En prévention du cancer de la prostate, la supplémentation en sélénium n’apporterait aucun bénéfice aux hommes présentant un statut basal faible en sélénium et augmenterait même le risque de ceux ayant un statut élevé. La vitamine E augmenterait également le risque de cancer de la prostate chez les hommes présentant un statut faible en sélénium.
En 2001, l’Institut national du cancer des États-Unis lançait l’essai clinique SELECT (Selenium and Vitamin E Cancer Prevention Trial) dans l’objectif de tester si la supplémentation en sélénium (200 µg/jour) et/ou en vitamine E (400 UI par jour) pouvait réduire le risque de cancer de la prostate. Les analyses intermédiaires ayant conclu à une augmentation potentielle du risque liée à la supplémentation en vitamine E, l’étude SELECT avait été prématurément arrêtée en 2008, 3 ans avant l’échéance prévue.
La présente étude cas-cohorte, dont les résultats sont issus de la cohorte SELECT, s’est intéressée aux effets de la supplémentation en sélénium et vitamine E sur le risque de cancer de la prostate, en considérant le statut basal en sélénium des participants. L’analyse a comparé 1 739 malades atteints de cancer de la prostate dont 489 présentant des tumeurs agressives (score de Gleason entre 7 et 10) et 3 117 témoins issus d’une sous-cohorte sélectionnée de manière aléatoire. Le statut en sélénium était évalué par la mesure de la concentration séléniée au niveau de coupures d’ongles de pied, indicateur de l’imprégnation corporelle en sélénium. En l’absence de supplémentation en sélénium, le statut basal en sélénium n’était pas associé au risque de cancer de la prostate. En revanche, la supplémentation en sélénium, seul ou combiné à la vitamine E, augmentait le risque de cancer chez les 40% de sujets qui présentaient un statut basal le plus élevé en sélénium : le risque de cancer de haut grade (le plus agressif) augmentait de 91 % (P = 0,007) chez ces sujets. La supplémentation en sélénium n’avait en revanche aucun effet chez les 40% d’hommes dont le statut basal en sélénium était le plus bas. De plus, les compléments de vitamine E augmentaient le risque de cancer chez ceux qui avaient un faible statut en sélénium au départ : leur risque de cancer de la prostate augmentait de 63 % (P = 0,02) et le risque de cancer de haut grade de 111 % (P = 0,008).

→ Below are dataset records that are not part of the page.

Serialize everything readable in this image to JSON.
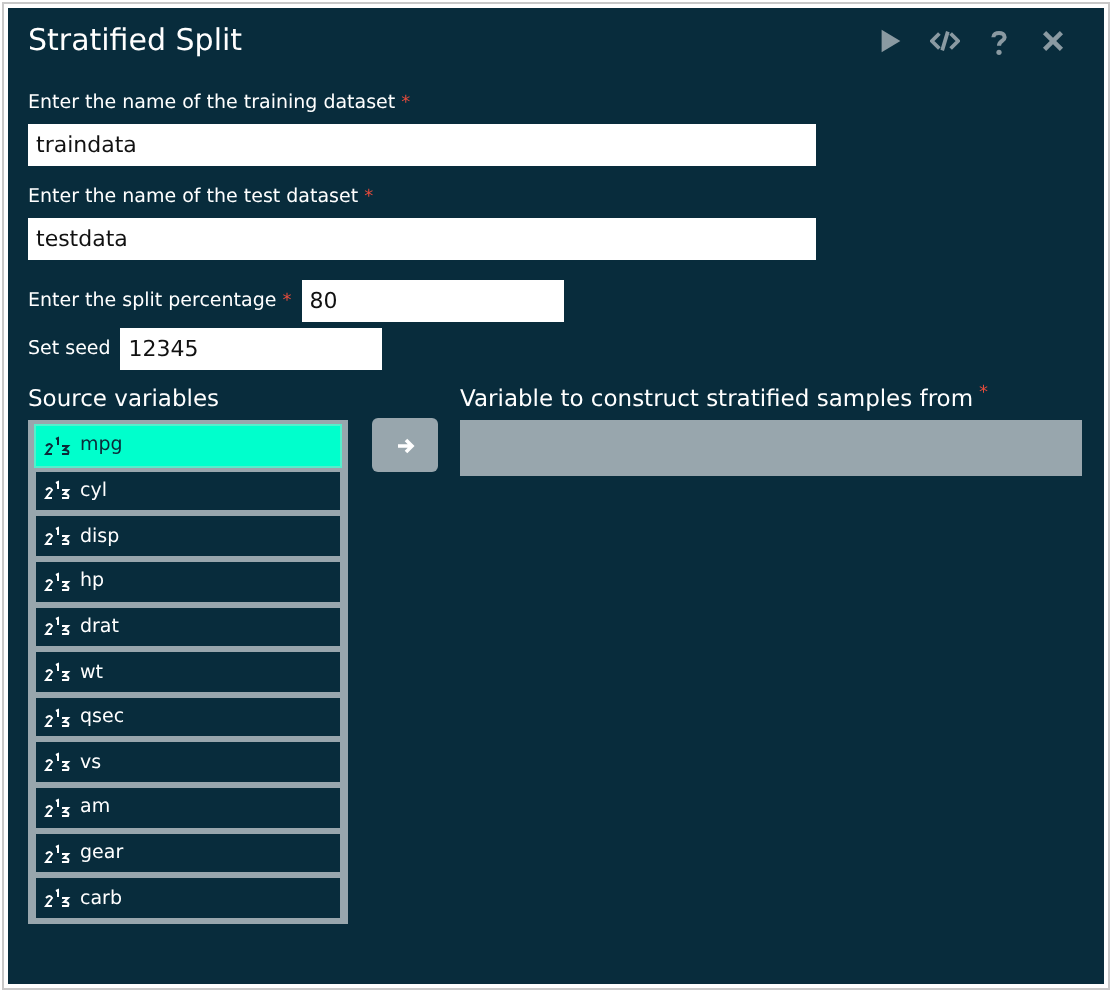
{
  "window": {
    "title": "Stratified Split"
  },
  "toolbar": [
    {
      "kind": "run"
    },
    {
      "kind": "code"
    },
    {
      "kind": "help"
    },
    {
      "kind": "close"
    }
  ],
  "fields": [
    {
      "kind": "wide",
      "label": "Enter the name of the training dataset",
      "required_mark": "*",
      "value": "traindata"
    },
    {
      "kind": "wide",
      "label": "Enter the name of the test dataset",
      "required_mark": "*",
      "value": "testdata"
    },
    {
      "kind": "inline",
      "label": "Enter the split percentage",
      "required_mark": "*",
      "value": "80"
    },
    {
      "kind": "inline_short",
      "label": "Set seed",
      "value": "12345"
    }
  ],
  "source": {
    "title": "Source variables",
    "items": [
      {
        "label": "mpg",
        "selected": true
      },
      {
        "label": "cyl",
        "selected": false
      },
      {
        "label": "disp",
        "selected": false
      },
      {
        "label": "hp",
        "selected": false
      },
      {
        "label": "drat",
        "selected": false
      },
      {
        "label": "wt",
        "selected": false
      },
      {
        "label": "qsec",
        "selected": false
      },
      {
        "label": "vs",
        "selected": false
      },
      {
        "label": "am",
        "selected": false
      },
      {
        "label": "gear",
        "selected": false
      },
      {
        "label": "carb",
        "selected": false
      }
    ]
  },
  "target": {
    "title": "Variable to construct stratified samples from",
    "required_mark": "*"
  }
}
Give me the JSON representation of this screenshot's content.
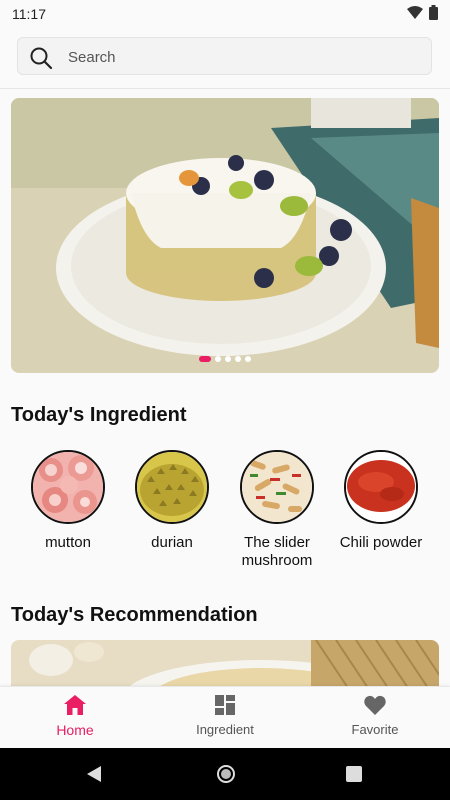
{
  "status": {
    "time": "11:17"
  },
  "search": {
    "placeholder": "Search"
  },
  "banner": {
    "dot_count": 5,
    "active_index": 0
  },
  "sections": {
    "ingredient_title": "Today's Ingredient",
    "recommendation_title": "Today's Recommendation"
  },
  "ingredients": [
    {
      "label": "mutton"
    },
    {
      "label": "durian"
    },
    {
      "label": "The slider mushroom"
    },
    {
      "label": "Chili powder"
    }
  ],
  "nav": {
    "home": "Home",
    "ingredient": "Ingredient",
    "favorite": "Favorite"
  },
  "colors": {
    "accent": "#e91e63"
  }
}
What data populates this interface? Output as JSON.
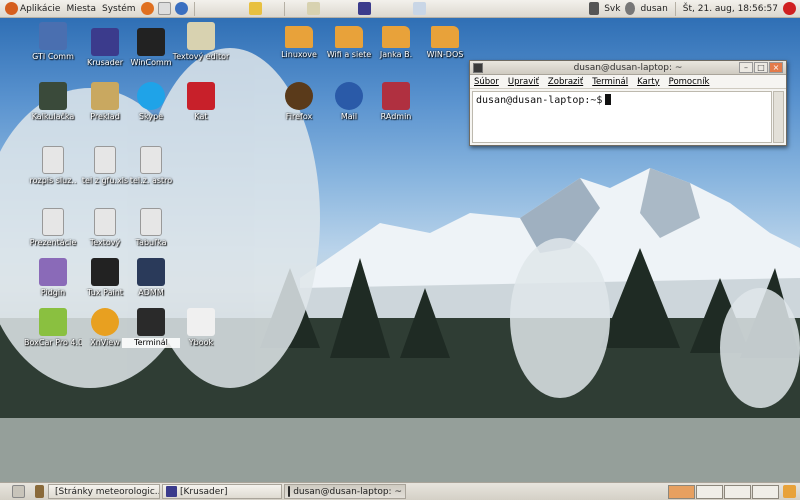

Les auteurs concluent que la consommation, sous forme de compléments alimentaires, chez des hommes âgés, de sélénium ou de vitamine E à des doses qui dépassent très largement les apports nutritionnels conseillés (ANC) pourrait contribuer à augmenter le risque de cancer de la prostate. Dans l’étude SELECT, les doses de vitamine E utilisées étaient excessivement supérieures aux ANC (X 22). La dose de sélénium de 200 µg/jour représentait près de 4 fois l’ANC correspondant. Cette étude vient apporter un nouvel élément de preuve concernant les risques d’une consommation, le plus souvent incontrôlée, de compléments alimentaires à des doses supérieures aux valeurs nutritionnelles.
Source : Baseline Selenium Status and Effects of Selenium and Vitamin E Supplementation on Prostate Cancer Risk. Kristal AR et al. J Natl Cancer Inst, 2014 Feb 22.